Liderlik arzusu olanların hayalleri ve düşleri farklıdır.
İnkisarları da bir başkadır. Bu durum fıtrî olsa gerek.
En
son okuduğum kitapta bir insanın hayallerini, düşlerini ve inkisarlarını
anlatıyor. Nefis bir tahlil.
Köyde yokluklar içinde doğan ve büyüyen bir insanın hayatı.
Yükselişi ve düşüşü.
Herkesin
bir yükselişi ve düşüşü vardır ömür çizgisinde. Erzeli ömüre kadar düşenlerini
de tanırım.
Politikaya bulaşmışların farklıdır şöhretleri ve düşüşü.
İhtişamlı ve güçlü günlerinde herkes etraflarında. Ah etraf sen neymişsin.
Ya
ihtişamın, şanın ve şöhretin bitişinde. Etraf terk etmiştir onları.
Hatta en yakınları bile. Artık onlar huzur evlerine ve unutulmaya layıktır.
Onların da akşamları olmuştur. Kıyametleri kopmuştur. Unutulmuşlardır. Hatta
unutuldukları bile unutulmuştur. Tıpkı İsmail Hakkı Bey gibi.
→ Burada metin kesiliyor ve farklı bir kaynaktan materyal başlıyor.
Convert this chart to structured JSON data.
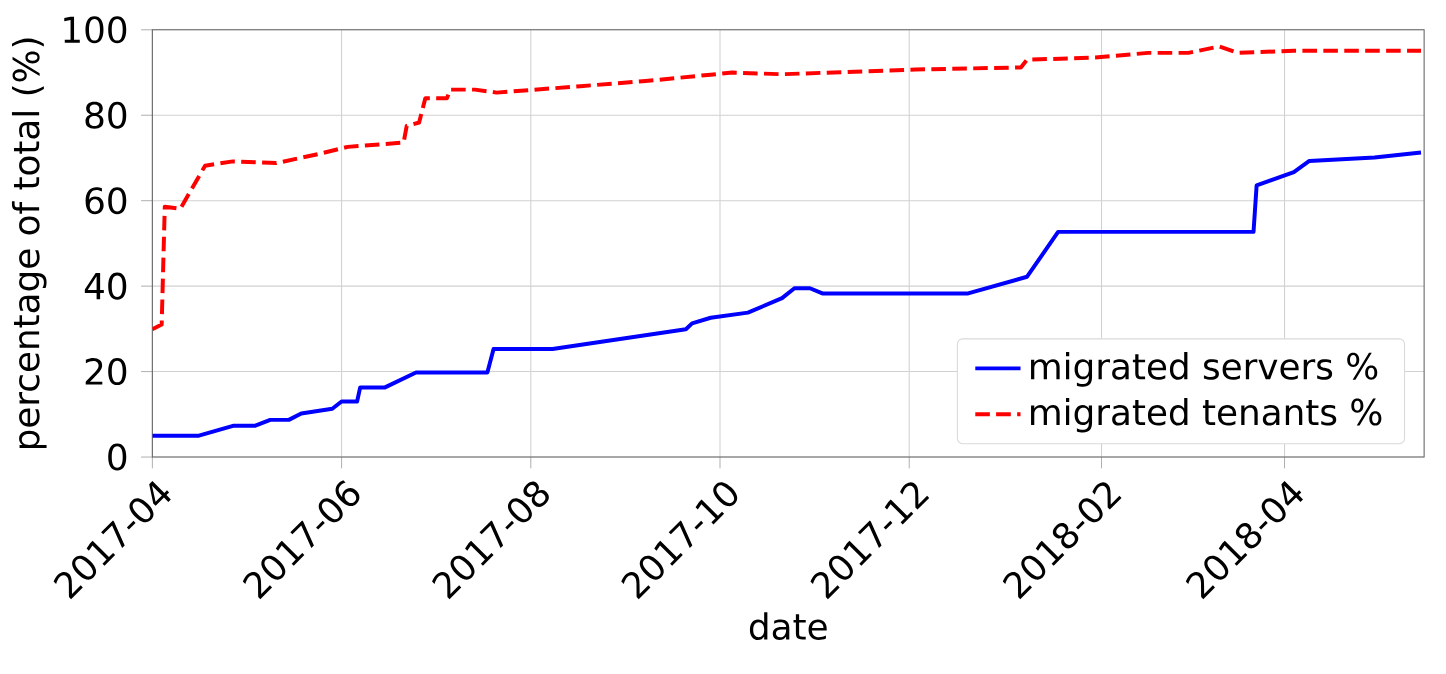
{
  "chart_data": {
    "type": "line",
    "xlabel": "date",
    "ylabel": "percentage of total (%)",
    "xlim": [
      "2017-04-01",
      "2018-05-16"
    ],
    "ylim": [
      0,
      100
    ],
    "xticks": [
      {
        "value": "2017-04-01",
        "label": "2017-04"
      },
      {
        "value": "2017-06-01",
        "label": "2017-06"
      },
      {
        "value": "2017-08-01",
        "label": "2017-08"
      },
      {
        "value": "2017-10-01",
        "label": "2017-10"
      },
      {
        "value": "2017-12-01",
        "label": "2017-12"
      },
      {
        "value": "2018-02-01",
        "label": "2018-02"
      },
      {
        "value": "2018-04-01",
        "label": "2018-04"
      }
    ],
    "yticks": [
      0,
      20,
      40,
      60,
      80,
      100
    ],
    "grid": true,
    "legend": "bottom right",
    "marker": "none",
    "series": [
      {
        "name": "migrated servers %",
        "color": "#0000ff",
        "line_style": "solid",
        "x": [
          "2017-04-01",
          "2017-04-16",
          "2017-04-27",
          "2017-05-04",
          "2017-05-09",
          "2017-05-15",
          "2017-05-19",
          "2017-05-29",
          "2017-06-01",
          "2017-06-06",
          "2017-06-07",
          "2017-06-15",
          "2017-06-25",
          "2017-07-18",
          "2017-07-20",
          "2017-08-08",
          "2017-09-20",
          "2017-09-22",
          "2017-09-28",
          "2017-10-10",
          "2017-10-21",
          "2017-10-25",
          "2017-10-30",
          "2017-11-03",
          "2017-12-20",
          "2018-01-08",
          "2018-01-18",
          "2018-03-22",
          "2018-03-23",
          "2018-04-04",
          "2018-04-09",
          "2018-04-30",
          "2018-05-15"
        ],
        "values": [
          5,
          5,
          7.3,
          7.3,
          8.7,
          8.7,
          10.2,
          11.3,
          13,
          13,
          16.3,
          16.3,
          19.8,
          19.8,
          25.3,
          25.3,
          29.9,
          31.3,
          32.6,
          33.8,
          37.2,
          39.5,
          39.5,
          38.3,
          38.3,
          42.2,
          52.7,
          52.7,
          63.6,
          66.7,
          69.3,
          70.1,
          71.3
        ]
      },
      {
        "name": "migrated tenants %",
        "color": "#ff0000",
        "line_style": "dashed",
        "x": [
          "2017-04-01",
          "2017-04-04",
          "2017-04-05",
          "2017-04-10",
          "2017-04-18",
          "2017-04-27",
          "2017-05-11",
          "2017-05-25",
          "2017-06-03",
          "2017-06-21",
          "2017-06-22",
          "2017-06-26",
          "2017-06-28",
          "2017-07-05",
          "2017-07-06",
          "2017-07-14",
          "2017-07-21",
          "2017-08-17",
          "2017-09-07",
          "2017-09-28",
          "2017-10-05",
          "2017-10-21",
          "2017-12-03",
          "2018-01-06",
          "2018-01-08",
          "2018-01-30",
          "2018-02-16",
          "2018-03-01",
          "2018-03-11",
          "2018-03-17",
          "2018-04-04",
          "2018-05-15"
        ],
        "values": [
          29.9,
          31,
          58.6,
          58.1,
          68.2,
          69.2,
          68.8,
          71,
          72.6,
          73.6,
          77.5,
          78.3,
          84,
          84,
          86,
          86,
          85.3,
          86.8,
          88,
          89.5,
          90,
          89.6,
          90.7,
          91.2,
          93,
          93.5,
          94.6,
          94.6,
          96.1,
          94.6,
          95.1,
          95.1
        ]
      }
    ]
  }
}
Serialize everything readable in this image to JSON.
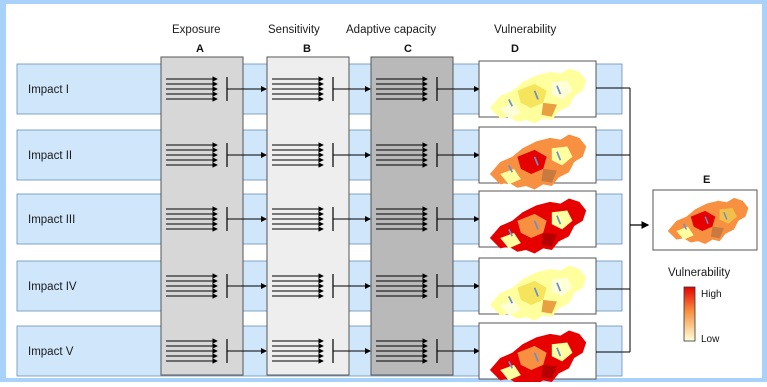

“Düşlerin Rengi Soldu*” romanının
kahramanı İsmail Hakkı bey. O köyden yetişmiş ve avukat olarak kasabasına
dönmüş birdir. Hayalleri vardır. Hizmet edecektir. Hak arayacaktır. Haksızlığa
karşı çıkacaktır. Kaderin bir cilvesi politikaya bulaşır. Bürokraside görev
alır.
Tepelere tırmanır.
Tepeler
şöhrettir. Makamdır. Mevkidir. Güçtür tepeler. Yetmez.
Vekillik ve akabinde Bakanlık. İşte burada işler karışır. Hak yerine haksızlık
savunulur. Vefa biter yarışma, çatışma ve karalama başlar. Etraf
menfaatçilerden oluşur.
Ve.
İsmail Hakkı bey’de sukutu hayal Bakanlıktan, Vekilikten ve partiden istifa.
İşte
unutulmuşluğun ve terk edilmişliğin başlangıcı. Şöhret sahibi olmasında büyük
katkısı olduğu oğlunun evine dönüş ve unutuluş. Bir zaman sonra gelin’e yük
oluş ve huzur evi. Mutlu olmayan bir son. Şanlı, şöhretli ve güçlü iken etrafı
kuşatılan bir politikacının unutuluşu ve yalnız torunu tarafından anlaşılması.
İbretlik bir durum.
Bunlar yaşanmış mı? Yaşanır mı? Politikaya bulaşan herkesin karşılaşabileceği
bir çizgi mi? Bilinmez.
Eline, diline ve kalemine sağlık ak saçlı
İbrahim Ulvi Yavuz. Ulvî iş becerdin. Genç politikacılara yol gösterdin. Şan,
şöhret ve inkisar çizgisini kırık olmayan bir tarzda aktardın. Umarım ki,
özellikle politikacıların çocukları İsmail Hakkı bey’in oğlu Tarık’ın yaşadığı
inkisarı yaşamaz.
Bu coğrafyanın insan çok kırılmış ve aldatılmıştır. Uyanık olmak zamanı. Uyanık
olmak için okumak zamanı. İsmail Hakkı beyi, Tarık'ı ve Beyza'yı tanımak lazım.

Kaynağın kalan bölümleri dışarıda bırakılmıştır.